Made today it would have been a compleasant easy cliché movie full of sugar sweet moments, but made in the 1930's by a first class director like Leo McCarey, Love Affair has some classic cinematic moments and well, a Christmas time ending. I think it was "à la mode" to do that because Frank Capra's Meet John Doe has the same Christmas denouement. Don't get me wrong here, the endings are not the same at all but the same christmassy feeling is used here.

A nice little gem to discover if you liked Make Way For Tomorrow and if you want to dig a little deeper than just the regular box-office made for today romances...

A review by Michaël Parent

2010-08-03

Antonioni's Il grido

Il grido (Michelangelo Antonioni, 1957)

Known for his films from 1960 (L'avventura) to his death in 2007, Michelangelo Antonioni is a deep meaningful italian director. For many his artistic peak was L'avventura or Red Desert, personnally Blow-Up is his best offer. But as a true cinephile I must admit that his pre-L'avventura work is worth a look and it even announces his masterpiece period.

Il grido is the story of a man, Aldo, rejected by Irma a woman recently widowed. He begins a new empty life with his daughter trying to fulfill his lost love with the meeting of many women. This is a film that carries the main themes of Antonioni's filmography: the failure of communication, the emptiness of a broken heart, and pessimism. That's right, Antonioni made many films on that subject and I think the tragic ending of Il grido explains easily the pessimism of Antonioni's oeuvre. I also observed that intentionnally Antonioni put a poster of Charlie Chaplin's The Kid, this may be a reinterpretation of those themes or elements by Michelangelo Antonioni...

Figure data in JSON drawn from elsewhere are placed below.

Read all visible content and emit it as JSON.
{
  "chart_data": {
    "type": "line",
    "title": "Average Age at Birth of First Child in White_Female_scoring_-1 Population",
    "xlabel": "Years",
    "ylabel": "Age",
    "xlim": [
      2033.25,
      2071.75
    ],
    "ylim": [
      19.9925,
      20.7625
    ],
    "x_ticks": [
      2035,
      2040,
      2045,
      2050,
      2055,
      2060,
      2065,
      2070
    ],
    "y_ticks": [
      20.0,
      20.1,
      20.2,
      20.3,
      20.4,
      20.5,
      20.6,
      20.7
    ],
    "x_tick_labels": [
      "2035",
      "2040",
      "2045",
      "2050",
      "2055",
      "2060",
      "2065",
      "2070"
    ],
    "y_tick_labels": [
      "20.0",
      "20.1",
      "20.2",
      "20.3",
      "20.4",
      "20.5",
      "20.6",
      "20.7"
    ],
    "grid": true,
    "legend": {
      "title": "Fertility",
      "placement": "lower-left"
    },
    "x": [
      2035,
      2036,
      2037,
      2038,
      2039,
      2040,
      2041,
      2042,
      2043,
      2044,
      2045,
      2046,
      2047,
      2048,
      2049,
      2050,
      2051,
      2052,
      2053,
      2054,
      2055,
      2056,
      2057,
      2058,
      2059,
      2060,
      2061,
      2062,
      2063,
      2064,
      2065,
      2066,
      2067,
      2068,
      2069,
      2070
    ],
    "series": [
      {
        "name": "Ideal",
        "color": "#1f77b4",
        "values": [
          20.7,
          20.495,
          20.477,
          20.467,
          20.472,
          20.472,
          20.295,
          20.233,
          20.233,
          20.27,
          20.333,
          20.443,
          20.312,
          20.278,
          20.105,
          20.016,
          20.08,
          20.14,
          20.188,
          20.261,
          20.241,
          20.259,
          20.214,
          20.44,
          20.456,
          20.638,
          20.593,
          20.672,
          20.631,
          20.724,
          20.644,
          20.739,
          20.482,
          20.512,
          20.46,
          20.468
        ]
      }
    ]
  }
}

Like the rest his entire work, the photography of Il grido is memorable and every frame is near perfect. The mise-en-shot is characteristic from Italian cinema and gives lot of exposure to the tragic scenery. However, the presentation is nice but the content and the story is so cold that we hardly get into the story and get involve with the characters. His 1960 offer, L'avventura is more fulfilling and delivers a better plot.

Far from calling Il grido a masterpiece, I think it is a film worth a look expescially for those who love Italian Cinema and Antonioni.